A day of reminder.
This realization occurred to me last night as I was leaving McDo from hours of Philo studying: I love studying. Yes, I love it. Not in the general sense of studying which means "going to school and becoming a student in a specific course for 4 years" but the particular sense of it which means "going to a place in Katipunan and becoming a nerd in a specific subject for 4 hours." It grants me a sense of accomplishment that only a few activities I do ever can give me. There's this high I feel of knowing that I, though studying, have contributed to my welfare as a student. Of course, that's some pretty deep shit, but what I'm really saying is that I have, through studying, made efforts to increase my QPI, and thus my chances of landing a good job in a good company. But then again (forgive me for correcting myself so often), that's just the long-term part of it. At that moment of studying, that's not even what I'm thinking. That high seems to stem from the fact that I have accomplished something, that I have become productive just for once. I guess that's the real reason behind it.

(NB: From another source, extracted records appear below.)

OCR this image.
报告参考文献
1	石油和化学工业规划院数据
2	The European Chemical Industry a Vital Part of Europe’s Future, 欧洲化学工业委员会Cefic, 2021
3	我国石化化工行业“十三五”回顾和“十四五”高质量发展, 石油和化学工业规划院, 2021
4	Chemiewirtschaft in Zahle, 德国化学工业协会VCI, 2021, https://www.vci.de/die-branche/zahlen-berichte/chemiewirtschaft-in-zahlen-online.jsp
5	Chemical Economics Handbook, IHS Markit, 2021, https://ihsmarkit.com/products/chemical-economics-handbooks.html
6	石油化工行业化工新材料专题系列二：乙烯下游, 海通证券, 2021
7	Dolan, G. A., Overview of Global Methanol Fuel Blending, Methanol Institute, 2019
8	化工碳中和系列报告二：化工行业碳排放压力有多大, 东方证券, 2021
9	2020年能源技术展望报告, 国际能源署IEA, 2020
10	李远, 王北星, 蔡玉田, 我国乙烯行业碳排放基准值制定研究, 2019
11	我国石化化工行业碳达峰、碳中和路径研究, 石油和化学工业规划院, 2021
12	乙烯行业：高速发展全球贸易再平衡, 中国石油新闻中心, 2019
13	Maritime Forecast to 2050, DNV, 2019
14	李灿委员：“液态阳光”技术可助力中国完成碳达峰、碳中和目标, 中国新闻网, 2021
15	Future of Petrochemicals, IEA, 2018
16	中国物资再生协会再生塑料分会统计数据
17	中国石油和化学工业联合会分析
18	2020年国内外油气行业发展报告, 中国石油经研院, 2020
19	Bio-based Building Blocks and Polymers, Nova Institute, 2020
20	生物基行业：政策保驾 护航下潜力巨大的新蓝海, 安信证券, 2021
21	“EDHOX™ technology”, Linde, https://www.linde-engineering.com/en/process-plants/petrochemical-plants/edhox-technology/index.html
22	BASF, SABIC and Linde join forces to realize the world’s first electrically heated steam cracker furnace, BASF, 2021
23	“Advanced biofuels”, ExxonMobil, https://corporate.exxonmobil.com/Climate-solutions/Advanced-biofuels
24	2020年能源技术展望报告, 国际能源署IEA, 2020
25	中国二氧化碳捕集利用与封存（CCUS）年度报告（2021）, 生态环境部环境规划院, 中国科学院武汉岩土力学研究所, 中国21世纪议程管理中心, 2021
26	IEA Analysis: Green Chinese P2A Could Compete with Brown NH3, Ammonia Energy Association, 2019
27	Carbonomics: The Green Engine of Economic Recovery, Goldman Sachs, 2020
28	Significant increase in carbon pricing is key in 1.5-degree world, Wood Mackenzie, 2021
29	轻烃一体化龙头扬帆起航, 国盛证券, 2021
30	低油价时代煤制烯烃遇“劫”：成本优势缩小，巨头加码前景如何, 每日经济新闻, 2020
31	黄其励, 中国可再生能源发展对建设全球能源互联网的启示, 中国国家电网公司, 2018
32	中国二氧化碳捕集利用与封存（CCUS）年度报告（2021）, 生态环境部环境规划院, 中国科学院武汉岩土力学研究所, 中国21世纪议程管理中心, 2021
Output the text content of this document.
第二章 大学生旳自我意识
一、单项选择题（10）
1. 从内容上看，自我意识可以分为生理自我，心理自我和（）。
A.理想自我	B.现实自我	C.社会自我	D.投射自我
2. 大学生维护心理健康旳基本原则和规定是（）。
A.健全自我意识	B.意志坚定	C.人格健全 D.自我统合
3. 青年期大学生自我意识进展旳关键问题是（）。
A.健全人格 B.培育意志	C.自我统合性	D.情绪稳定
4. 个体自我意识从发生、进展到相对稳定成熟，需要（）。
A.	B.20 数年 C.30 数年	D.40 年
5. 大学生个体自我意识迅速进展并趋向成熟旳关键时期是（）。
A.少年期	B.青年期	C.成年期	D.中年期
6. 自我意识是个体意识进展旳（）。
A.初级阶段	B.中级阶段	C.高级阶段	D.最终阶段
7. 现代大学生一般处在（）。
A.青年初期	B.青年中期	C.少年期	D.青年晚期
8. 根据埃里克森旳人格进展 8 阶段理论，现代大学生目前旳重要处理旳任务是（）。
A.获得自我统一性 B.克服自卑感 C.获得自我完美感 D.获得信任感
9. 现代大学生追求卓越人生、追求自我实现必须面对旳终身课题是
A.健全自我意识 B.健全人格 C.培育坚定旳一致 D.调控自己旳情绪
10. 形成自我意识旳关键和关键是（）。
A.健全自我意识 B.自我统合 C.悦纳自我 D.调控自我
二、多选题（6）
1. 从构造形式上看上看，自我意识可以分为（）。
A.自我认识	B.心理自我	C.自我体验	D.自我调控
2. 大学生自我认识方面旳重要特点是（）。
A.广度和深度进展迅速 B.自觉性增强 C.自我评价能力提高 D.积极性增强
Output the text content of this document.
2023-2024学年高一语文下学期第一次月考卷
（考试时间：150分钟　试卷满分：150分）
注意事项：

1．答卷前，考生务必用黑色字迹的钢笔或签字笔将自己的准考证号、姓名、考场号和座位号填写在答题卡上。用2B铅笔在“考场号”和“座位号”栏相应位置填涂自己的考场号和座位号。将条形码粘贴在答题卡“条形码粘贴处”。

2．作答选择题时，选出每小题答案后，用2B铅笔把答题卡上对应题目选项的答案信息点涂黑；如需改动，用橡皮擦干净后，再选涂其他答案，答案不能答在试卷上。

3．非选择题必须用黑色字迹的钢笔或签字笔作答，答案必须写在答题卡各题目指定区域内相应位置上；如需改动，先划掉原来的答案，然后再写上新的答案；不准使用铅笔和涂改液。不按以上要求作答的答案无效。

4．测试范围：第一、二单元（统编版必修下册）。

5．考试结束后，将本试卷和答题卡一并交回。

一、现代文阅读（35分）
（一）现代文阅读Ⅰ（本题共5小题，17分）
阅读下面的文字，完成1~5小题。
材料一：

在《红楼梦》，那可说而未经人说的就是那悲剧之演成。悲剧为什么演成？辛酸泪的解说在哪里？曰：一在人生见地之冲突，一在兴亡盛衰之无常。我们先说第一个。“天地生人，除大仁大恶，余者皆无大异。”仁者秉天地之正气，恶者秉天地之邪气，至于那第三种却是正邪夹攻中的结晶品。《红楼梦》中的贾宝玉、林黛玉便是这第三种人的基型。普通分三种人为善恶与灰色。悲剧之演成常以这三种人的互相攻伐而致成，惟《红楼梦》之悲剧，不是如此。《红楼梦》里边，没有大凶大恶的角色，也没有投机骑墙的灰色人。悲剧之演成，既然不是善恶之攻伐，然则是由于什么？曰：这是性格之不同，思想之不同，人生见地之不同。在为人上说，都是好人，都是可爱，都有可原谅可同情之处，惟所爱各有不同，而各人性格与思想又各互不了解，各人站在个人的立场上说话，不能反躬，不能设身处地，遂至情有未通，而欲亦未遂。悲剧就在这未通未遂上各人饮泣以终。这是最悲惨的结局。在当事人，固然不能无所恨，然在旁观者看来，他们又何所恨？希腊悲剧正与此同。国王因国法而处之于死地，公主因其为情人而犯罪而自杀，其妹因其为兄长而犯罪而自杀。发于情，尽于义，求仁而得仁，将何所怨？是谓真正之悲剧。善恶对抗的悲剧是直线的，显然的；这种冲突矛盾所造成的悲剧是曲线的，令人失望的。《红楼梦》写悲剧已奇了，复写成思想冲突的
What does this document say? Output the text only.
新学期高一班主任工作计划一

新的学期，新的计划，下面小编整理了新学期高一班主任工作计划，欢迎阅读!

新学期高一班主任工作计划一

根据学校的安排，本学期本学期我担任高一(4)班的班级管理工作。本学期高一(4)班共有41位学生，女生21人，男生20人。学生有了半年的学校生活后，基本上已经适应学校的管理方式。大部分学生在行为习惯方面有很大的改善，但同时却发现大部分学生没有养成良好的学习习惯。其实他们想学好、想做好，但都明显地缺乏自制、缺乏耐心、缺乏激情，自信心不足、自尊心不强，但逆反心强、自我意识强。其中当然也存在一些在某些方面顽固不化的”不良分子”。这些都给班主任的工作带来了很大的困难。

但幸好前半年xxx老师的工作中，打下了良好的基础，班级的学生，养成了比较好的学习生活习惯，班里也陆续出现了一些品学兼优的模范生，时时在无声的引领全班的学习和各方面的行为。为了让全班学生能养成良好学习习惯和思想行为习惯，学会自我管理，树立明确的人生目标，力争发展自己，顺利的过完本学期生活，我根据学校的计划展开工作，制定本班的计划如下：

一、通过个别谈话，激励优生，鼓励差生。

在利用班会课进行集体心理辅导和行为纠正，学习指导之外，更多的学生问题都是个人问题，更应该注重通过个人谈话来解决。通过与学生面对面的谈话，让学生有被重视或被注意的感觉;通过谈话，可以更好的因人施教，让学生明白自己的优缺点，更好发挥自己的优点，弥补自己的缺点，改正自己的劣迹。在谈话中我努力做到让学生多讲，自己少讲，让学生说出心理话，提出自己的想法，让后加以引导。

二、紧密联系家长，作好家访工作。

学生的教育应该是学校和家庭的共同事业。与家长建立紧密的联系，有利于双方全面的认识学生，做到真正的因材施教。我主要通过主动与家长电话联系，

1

I wrote this in my now-defunct blog way back last year, during the onslaught of the first sem exams. Those were fucked-up times to be sure, but I'm glad I found something to hold on to during those turbulent times. Studying, of all things. Of course, I've always loved studying, but it meant something more for me then. It meant investing my self in something else than my indescribably pathetic emotions. It meant finding an outlet to unleash every ounce of hate I have accumulated in my system. Simply put, it meant saving my sanity. Without the distraction of studying, I would have never survived the semester.
I vividly remember that which I was fervently studying for during the semestral break: the impending first actuarial exam. Amidst all the troubles that were brewing in my life, I still had to study for the most important exam I would have to take. It was difficult, no doubt about that, but I managed. I managed very well, no thanks to the asshole who made my life miserable as hell.
You might be wondering why I'm torturing myself with such bad recollections. Well, I'm not torturing myself-- I'm merely remembering memories of times past. Besides, I feel that things are coming full circle. Everything that has happened then is sort-of manifesting itself now... without, thankfully and blessedly, the presence of the great evil.
First, I just heard the stupid Jasmine Trias "Love Ko 'To" song again in McDo. That is one song I would have never wanted to hear ever again in my entire life, not only because Jasmine Trias's voice sucks, but because everything that I associate with that song is pure evil. Goosebumps ran up and down my arms upon hearing the insipid song. Thank God Mecki and I didn't stay for very long.
Second, Jamie's staying in Manila for the break. Jamie and Tsikee have been my soul-strength during those times, greatly contributing to how long I was able to take all the pain. Tomorrow, Jamie and I are meeting up again, coincidentally just around the same time last year when I was calling her on the phone and drowning her with my tears and sorrows.
Third, the second actuarial exam is just around the corner. This is perhaps the strongest and clearest manifestation of last year's events. In just two weeks, I will be sitting in a room in Ayala once again, solving my brains out. And to prepare for that, I'm studying once again, just like last year. However, unlike last year, I won't be doing it in McDonald's or in Seattle's Best Katipunan-- I'll be doing it in Starbucks in Rockwell. Unlike last year, I won't be doing it with the benefit of a semestral break-- I'll be doing it amidst stressful insurance work and a few mandated holidays. Unlike last year, I won't be doing it with the heavy burden of guilt and the annoying distractions of the great evil-- I'll be doing it with peace of mind and the wonderful blessings of the Supreme Being.
As I've mentioned earlier, everything that has happened then is sort-of happening now... not only without the presence of the great evil, though, but also with, thankfully and blessedly, the presence of the most wonderful good-- love.